Kabarmaspul.com- Dewan Pimpinan Daerah (DPD) I Partai Golkar Sulawesi Selatan memiliki strategi jitu sebagai target untuk memenangkan pertarungan pada Pemilihan Gubernur (Pilgub) Sulsel 2018 mendatang.
Dengan pola 13 Bupati, 5 Wakil Bupati dan 2 ketua DPRD partai Golkar optimis dapat memenangkan pertarungan Pilgub nantinya. Mereka kepala daerah yang tergabung saat ini yakni, Bupati Jeneponto Iksan Iskandar, Bupati Pangkep, Syamsuddin Hamid, Bupati Wajo, Burhanuddin Unru, Bupati Soppeng, Kaswadi Razak, dan Wali Kota Parepare Taufan Pawe.
Sementara beberapa kepala daerah lainnya, yang bakal bergabung memperkuat struktur partai, yakni Nicodemus Biringkanae (Tana Toraja), Basli Ali (Selayar), Thoriq Husler (Luwu Timur), Muslimin Bando (Enrekang), Andi Mudzakkar (Luwu), Adnan Purichta(Gowa). Sedangkan yang menjadi afiliasi Golkar, Muhammad Fauzi (Suami Bupati Lutra).
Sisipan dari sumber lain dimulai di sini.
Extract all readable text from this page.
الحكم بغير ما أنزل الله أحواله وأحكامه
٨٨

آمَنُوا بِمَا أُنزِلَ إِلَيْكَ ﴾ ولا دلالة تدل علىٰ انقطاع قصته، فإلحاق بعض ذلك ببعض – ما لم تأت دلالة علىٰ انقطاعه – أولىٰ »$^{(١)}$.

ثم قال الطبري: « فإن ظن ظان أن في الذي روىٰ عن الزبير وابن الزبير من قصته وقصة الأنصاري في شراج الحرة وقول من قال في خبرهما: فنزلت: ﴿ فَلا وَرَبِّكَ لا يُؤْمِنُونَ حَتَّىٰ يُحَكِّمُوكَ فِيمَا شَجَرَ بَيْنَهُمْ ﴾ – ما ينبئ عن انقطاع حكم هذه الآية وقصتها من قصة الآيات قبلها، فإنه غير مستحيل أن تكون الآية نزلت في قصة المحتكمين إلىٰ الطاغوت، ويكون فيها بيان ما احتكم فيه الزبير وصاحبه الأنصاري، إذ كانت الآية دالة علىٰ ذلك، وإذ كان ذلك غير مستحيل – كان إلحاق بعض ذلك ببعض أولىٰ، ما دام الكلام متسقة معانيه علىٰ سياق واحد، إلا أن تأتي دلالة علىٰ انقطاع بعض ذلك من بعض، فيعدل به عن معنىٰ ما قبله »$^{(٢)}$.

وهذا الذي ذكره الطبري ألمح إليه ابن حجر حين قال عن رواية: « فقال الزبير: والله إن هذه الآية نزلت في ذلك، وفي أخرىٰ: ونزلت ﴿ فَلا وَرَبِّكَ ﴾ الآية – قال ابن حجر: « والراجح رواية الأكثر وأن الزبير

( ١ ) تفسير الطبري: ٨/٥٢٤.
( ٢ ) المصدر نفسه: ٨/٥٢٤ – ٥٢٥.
Sedangkan Ketua DPD II yang menjabat Wakil Bupati yakni Natsir Ibrahim (Wabup Takalar), Ahmad Syarifuddin (Wawali Palopo), Darwis Bastaman (Pinrang) Dolla Mando (Sidrap), dan Suardi Saleh (Barru). Sedangkan Ketua DPRD yakni Farouk M Betta (Makassar) dan Zulkarnain Pangki (Bulukumba).
Pengamat politik dari Universitas Hasanuddin (Unhas) Makassar, Aswar Hasan mengatakan, dominasi kepala daerah menjadi bukti kekuatan Golkar untuk dapat memenangkan pertarungan. Golkar dibawah Nurdin disebut patut diperhitungkan karena berhasil mempengaruhi sejumlah bupati yang notabene bukan kader Golkar.
“Bupati sebagai ketua DPD bisa sangat powerb full, dibanding ketua tanpa punya jabatan politik strategis. Kalau Golkar di Sulsel dipegang mayoritas bupati, peluang bisa melakukan aktivitas politik secara maksimal, termasuk pilkada,” kata Aswar saat dihubungi jumat(30/12/2016).
Aswar menguraikan, keuntungan lain menjadikan bupati sebagai ketua partai pada persoalan finansial dan kepemilikan struktur kekuasaan. Bupati juga bisa menggunakan posisinya untuk memobilisasi massa, sekalipun tidak atas nama jabatan.
Dengan bergabungnya bupati, kata Aswar, kekuatan Golkar tak bisa diabaikan. “Artinya calon gubernur usungan Golkar nantinya sangat diuntungkan. Bupati miliki finansial dan itu bisa digerakkan,” ucapnya.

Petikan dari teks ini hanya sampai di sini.